The library favours readability and extensibility over speed (although the *_ndarray functions are reasonably fast for large arrays, see the benchmarking notebook). For other implementations of these datatypes more focused on speed see, for example, ml_dtypes, bitstring, MX PyTorch Emulation Library.
See https://gfloat.readthedocs.io for documentation, or dive into the notebooks to explore the formats.

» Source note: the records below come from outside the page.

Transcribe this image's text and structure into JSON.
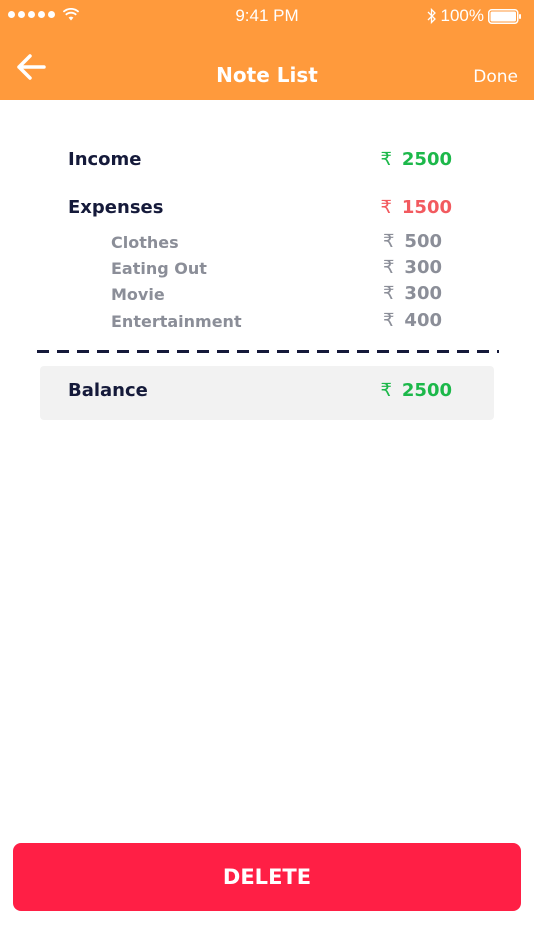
{
  "status_bar": {
    "time": "9:41 PM",
    "battery": "100%"
  },
  "nav": {
    "title": "Note List",
    "done_label": "Done",
    "back_icon": "arrow-left-icon"
  },
  "income": {
    "label": "Income",
    "currency": "₹",
    "amount": "2500"
  },
  "expenses": {
    "label": "Expenses",
    "currency": "₹",
    "amount": "1500",
    "items": [
      {
        "label": "Clothes",
        "currency": "₹",
        "amount": "500"
      },
      {
        "label": "Eating Out",
        "currency": "₹",
        "amount": "300"
      },
      {
        "label": "Movie",
        "currency": "₹",
        "amount": "300"
      },
      {
        "label": "Entertainment",
        "currency": "₹",
        "amount": "400"
      }
    ]
  },
  "balance": {
    "label": "Balance",
    "currency": "₹",
    "amount": "2500"
  },
  "delete_label": "DELETE",
  "colors": {
    "header": "#ff9a3c",
    "positive": "#1cb84a",
    "negative": "#f25a5f",
    "delete": "#ff1f45"
  }
}
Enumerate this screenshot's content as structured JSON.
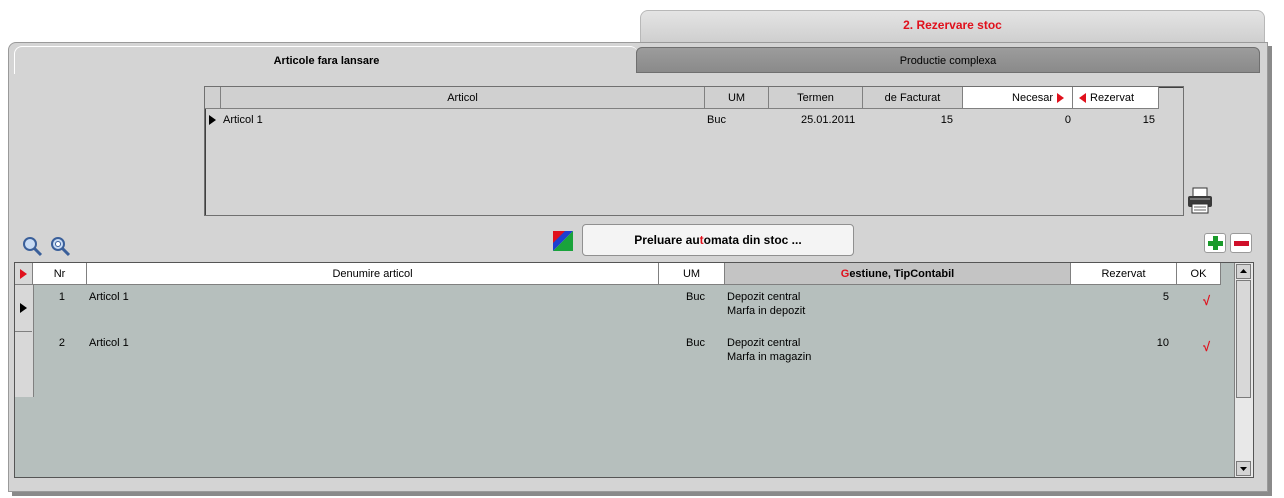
{
  "top_tab": {
    "label": "2. Rezervare stoc"
  },
  "tabs": [
    {
      "label": "Articole fara lansare",
      "active": true
    },
    {
      "label": "Productie complexa",
      "active": false
    }
  ],
  "upper_grid": {
    "columns": [
      "Articol",
      "UM",
      "Termen",
      "de Facturat",
      "Necesar",
      "Rezervat"
    ],
    "rows": [
      {
        "articol": "Articol 1",
        "um": "Buc",
        "termen": "25.01.2011",
        "de_facturat": "15",
        "necesar": "0",
        "rezervat": "15"
      }
    ]
  },
  "preluare_button": {
    "label_pre": "Preluare au",
    "label_hl": "t",
    "label_post": "omata din stoc ..."
  },
  "lower_grid": {
    "columns": {
      "nr": "Nr",
      "denumire": "Denumire articol",
      "um": "UM",
      "gestiune_hl": "G",
      "gestiune_rest": "estiune, TipContabil",
      "rezervat": "Rezervat",
      "ok": "OK"
    },
    "rows": [
      {
        "nr": "1",
        "denumire": "Articol 1",
        "um": "Buc",
        "gestiune": "Depozit central",
        "tip": "Marfa in depozit",
        "rezervat": "5",
        "ok": "√"
      },
      {
        "nr": "2",
        "denumire": "Articol 1",
        "um": "Buc",
        "gestiune": "Depozit central",
        "tip": "Marfa in magazin",
        "rezervat": "10",
        "ok": "√"
      }
    ]
  },
  "colors": {
    "accent_red": "#e0101c",
    "grid_bg": "#b6bfbd",
    "panel_bg": "#d4d4d4"
  }
}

For example, here's a table from the 02-value-stats notebook:
name | B: Bits in the format | P: Precision in bits | E: Exponent field width in bits | 0<x<1 | 1<x<Inf | Exact in float16? | maxFinite | minFinite | maxNormal | minNormal | minSubnormal | maxSubnormal |
---|---|---|---|---|---|---|---|---|---|---|---|---|
ocp_e2m1 | 4 | 2 | 2 | 1 | 5 | True | 6 | -6 | 6 | 1 | 0.5 | 0.5 |
ocp_e2m3 | 6 | 4 | 2 | 7 | 23 | True | 7.5 | -7.5 | 7.5 | 1 | 0.125 | 0.875 |
ocp_e3m2 | 6 | 3 | 3 | 11 | 19 | True | 28 | -28 | 28 | 0.25 | 0.0625 | 0.1875 |
ocp_e4m3 | 8 | 4 | 4 | 55 | 70 | True | 448 | -448 | 448 | 0.015625 | 1*2^-9 | 7/4*2^-7 |
ocp_e5m2 | 8 | 3 | 5 | 59 | 63 | True | 57344 | -57344 | 57344 | 1*2^-14 | 1*2^-16 | 3/2*2^-15 |
p3109_8p1 | 8 | 1 | 7 | 62 | 63 | False | 1*2^63 | -1*2^63 | 1*2^63 | 1*2^-62 | nan | nan |
p3109_8p2 | 8 | 2 | 6 | 63 | 62 | False | 1*2^31 | -1*2^31 | 1*2^31 | 1*2^-31 | 1*2^-32 | 1*2^-32 |
p3109_8p3 | 8 | 3 | 5 | 63 | 62 | True | 49152 | -49152 | 49152 | 1*2^-15 | 1*2^-17 | 3/2*2^-16 |
p3109_8p4 | 8 | 4 | 4 | 63 | 62 | True | 224 | -224 | 224 | 0.0078125 | 1*2^-10 | 7/4*2^-8 |
p3109_8p5 | 8 | 5 | 3 | 63 | 62 | True | 15 | -15 | 15 | 0.125 | 0.0078125 | 15/8*2^-4 |
p3109_8p6 | 8 | 6 | 2 | 63 | 62 | True | 3.875 | -3.875 | 3.875 | 0.5 | 0.015625 | 31/16*2^-2 |
bfloat16 | 16 | 8 | 8 | 16255 | 16383 | False | 255/128*2^127 | -255/128*2^127 | 255/128*2^127 | 1*2^-126 | 1*2^-133 | 127/64*2^-127 |
ocp_int8 | 8 | 8 | 0 | 63 | 63 | True | 127/64*2^0 | -2 | nan | nan | 0.015625 | 127/64*2^0 |
ocp_e8m0 | 8 | 1 | 8 | 127 | 127 | False | 1*2^127 | 1*2^-127 | 1*2^127 | 1*2^-127 | nan | nan |
All NaNs are the same, with no distinction between signalling or quiet, or between differently encoded NaNs.